Echtheit von Nachrichten

See also information videos from the research group SECUSO at KIT https://secuso.aifb.kit.edu/english/1047.php

 

Sender Forgeries

An email addresse consists of two parts: the display name and the actual address. The display name is allowed to be empty:

display name <name@abcdomain.uni-kiel.de>

The display name is fully under the control of the sender. Forging the display name is trivial.

It is common for phishing and spam emails to forge the display name and/or the sender address.  A very common method is to change the display name to a university mail address (in angle brackets behind the display name), while the real sender address is entirely different.

Full verification of the sender identity is not possible via a simple email.

It, however, has through various methods, become significantly harder to inject a message with an email address at the University from outside. Nonetheless, methods to forge a sender address still exists (usually via compromised user credentials).
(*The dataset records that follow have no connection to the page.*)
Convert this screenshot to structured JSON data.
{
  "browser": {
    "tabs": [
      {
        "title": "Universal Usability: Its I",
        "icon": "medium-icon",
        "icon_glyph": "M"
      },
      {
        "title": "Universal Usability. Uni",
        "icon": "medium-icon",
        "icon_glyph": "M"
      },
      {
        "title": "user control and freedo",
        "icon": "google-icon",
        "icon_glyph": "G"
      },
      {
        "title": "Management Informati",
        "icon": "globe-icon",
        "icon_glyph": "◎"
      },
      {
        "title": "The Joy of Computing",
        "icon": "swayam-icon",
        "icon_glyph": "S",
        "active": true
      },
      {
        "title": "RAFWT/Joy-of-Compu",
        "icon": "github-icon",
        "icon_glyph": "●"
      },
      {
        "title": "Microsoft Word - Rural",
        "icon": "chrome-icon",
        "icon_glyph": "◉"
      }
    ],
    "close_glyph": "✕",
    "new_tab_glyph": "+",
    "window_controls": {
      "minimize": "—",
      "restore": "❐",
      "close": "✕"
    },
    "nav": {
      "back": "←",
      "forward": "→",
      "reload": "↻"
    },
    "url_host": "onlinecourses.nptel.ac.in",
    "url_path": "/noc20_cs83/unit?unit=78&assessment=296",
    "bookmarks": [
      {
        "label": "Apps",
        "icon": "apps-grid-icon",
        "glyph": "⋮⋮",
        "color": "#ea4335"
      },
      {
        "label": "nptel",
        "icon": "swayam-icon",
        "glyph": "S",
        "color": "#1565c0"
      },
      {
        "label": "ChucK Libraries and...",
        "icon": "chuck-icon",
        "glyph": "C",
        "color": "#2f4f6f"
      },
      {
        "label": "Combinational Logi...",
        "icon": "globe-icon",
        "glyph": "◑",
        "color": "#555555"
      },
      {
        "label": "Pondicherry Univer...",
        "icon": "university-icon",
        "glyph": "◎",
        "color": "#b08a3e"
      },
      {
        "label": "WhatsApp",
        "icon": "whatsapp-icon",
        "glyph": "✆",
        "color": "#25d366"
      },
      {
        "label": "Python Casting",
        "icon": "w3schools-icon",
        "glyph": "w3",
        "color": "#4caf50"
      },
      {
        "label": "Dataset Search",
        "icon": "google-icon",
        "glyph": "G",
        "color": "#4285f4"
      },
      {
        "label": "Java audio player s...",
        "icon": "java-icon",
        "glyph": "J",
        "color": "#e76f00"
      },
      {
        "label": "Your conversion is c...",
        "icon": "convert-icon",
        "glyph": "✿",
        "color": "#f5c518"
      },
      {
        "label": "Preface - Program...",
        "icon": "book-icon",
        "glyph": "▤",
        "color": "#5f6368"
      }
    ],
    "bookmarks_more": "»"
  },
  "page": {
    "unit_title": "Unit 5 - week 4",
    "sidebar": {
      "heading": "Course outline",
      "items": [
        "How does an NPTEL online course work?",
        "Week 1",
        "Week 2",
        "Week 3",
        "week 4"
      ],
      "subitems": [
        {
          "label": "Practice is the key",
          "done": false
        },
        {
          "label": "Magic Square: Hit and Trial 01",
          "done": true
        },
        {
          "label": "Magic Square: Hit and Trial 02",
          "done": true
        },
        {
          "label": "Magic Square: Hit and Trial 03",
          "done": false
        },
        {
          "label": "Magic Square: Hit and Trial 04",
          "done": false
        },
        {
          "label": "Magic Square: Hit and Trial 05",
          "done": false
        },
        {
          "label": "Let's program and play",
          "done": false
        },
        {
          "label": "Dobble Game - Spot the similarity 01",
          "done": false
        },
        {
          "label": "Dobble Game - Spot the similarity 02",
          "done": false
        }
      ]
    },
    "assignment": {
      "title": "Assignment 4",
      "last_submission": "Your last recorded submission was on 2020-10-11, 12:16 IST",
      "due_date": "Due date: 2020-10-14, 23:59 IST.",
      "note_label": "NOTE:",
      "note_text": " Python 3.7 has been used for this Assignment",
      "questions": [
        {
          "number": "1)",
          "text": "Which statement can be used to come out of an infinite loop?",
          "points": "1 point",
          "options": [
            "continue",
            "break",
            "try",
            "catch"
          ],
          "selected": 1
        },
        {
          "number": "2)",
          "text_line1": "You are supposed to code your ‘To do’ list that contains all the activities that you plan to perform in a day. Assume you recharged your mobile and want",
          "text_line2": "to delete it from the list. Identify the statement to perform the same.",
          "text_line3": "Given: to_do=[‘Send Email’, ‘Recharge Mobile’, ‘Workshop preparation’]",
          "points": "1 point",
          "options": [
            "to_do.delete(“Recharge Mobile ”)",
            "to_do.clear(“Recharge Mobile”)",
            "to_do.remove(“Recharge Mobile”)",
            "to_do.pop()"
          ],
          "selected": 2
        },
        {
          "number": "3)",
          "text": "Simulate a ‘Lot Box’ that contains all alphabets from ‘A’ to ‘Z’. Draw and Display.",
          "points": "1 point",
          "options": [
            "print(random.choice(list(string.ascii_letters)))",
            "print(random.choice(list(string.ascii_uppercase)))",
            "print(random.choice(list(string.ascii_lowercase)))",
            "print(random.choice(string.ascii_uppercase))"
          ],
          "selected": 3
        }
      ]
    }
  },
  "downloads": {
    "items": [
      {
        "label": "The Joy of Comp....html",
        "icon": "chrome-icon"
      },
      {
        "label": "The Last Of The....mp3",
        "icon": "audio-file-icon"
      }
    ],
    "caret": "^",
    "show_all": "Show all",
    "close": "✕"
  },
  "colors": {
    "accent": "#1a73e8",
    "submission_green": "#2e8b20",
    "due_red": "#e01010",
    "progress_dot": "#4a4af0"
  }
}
Checking the sender address greatly reduces the risk to fall victim to a fraudulent message.

Sender forgeries in Roundcube

The webmailer does not show the sender address in the message list view. However, the sender address is always displayed in the message view.
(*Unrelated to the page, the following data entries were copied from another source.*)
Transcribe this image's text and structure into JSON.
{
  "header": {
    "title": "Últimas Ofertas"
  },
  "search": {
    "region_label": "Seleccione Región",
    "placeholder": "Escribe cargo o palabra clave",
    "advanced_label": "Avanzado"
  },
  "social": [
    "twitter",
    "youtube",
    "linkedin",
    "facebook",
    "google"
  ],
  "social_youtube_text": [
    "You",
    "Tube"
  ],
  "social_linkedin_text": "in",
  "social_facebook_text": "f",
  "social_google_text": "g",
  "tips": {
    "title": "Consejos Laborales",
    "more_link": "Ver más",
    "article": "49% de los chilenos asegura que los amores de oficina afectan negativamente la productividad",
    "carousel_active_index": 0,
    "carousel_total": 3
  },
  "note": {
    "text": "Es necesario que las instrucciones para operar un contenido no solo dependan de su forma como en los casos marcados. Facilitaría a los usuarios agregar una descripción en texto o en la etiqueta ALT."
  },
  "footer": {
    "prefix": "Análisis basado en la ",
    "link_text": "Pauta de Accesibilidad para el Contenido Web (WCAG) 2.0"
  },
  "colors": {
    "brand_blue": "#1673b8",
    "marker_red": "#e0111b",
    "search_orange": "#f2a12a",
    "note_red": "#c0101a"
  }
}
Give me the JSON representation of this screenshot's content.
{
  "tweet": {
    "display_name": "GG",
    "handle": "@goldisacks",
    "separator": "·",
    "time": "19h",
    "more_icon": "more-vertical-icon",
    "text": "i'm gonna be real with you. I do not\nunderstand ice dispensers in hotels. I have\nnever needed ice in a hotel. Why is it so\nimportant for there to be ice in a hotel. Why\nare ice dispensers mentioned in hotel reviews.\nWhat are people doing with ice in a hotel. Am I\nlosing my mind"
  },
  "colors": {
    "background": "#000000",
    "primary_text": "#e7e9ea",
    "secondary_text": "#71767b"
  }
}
Zwei Studenten und eine Tasse Kaffee

Sender Forgeries in Mozilla Thunderbird

By default, Thunderbird hides the sender address for email addresses already in the address book.

The address book, however, also includes the list of "Collected Addresses", which contains all addresses that a message was sent to. This also includes the sender of every message that was replied to at least once.

Under Settings > General -> Message List you can enforce showing the sender address.

Thunderbird settings: always show email address

Sender Forgeries in Microsoft Outlook

Outlook does not show the sender address in the message list view.

However, at least Outlook 2019 show the sender address in message view.

The issue is similar with Exchange Webmail (OWA).

Digitally Signed Messages

Mails from the computing center are digitallly signed whenever possible. Such a digital signature can be validated and displayed by mail applications:

  • Roundcube displays a banner indicating the message is signed and the signature is valid
    Signed Message in Roundcube
  • Thunderbird displays a seal with ribbons and the text S/MIME:
    signed message in thunderbird
  • Microsoft Outlook shows a banner and a short message. Note that Outlook only checks if the signature is valid, not if the signature matches the sender address.
    Signed Message in Microsoft Outlook

Note that most mobile mail clients do not support digital signatures. Please take extra care on such devices.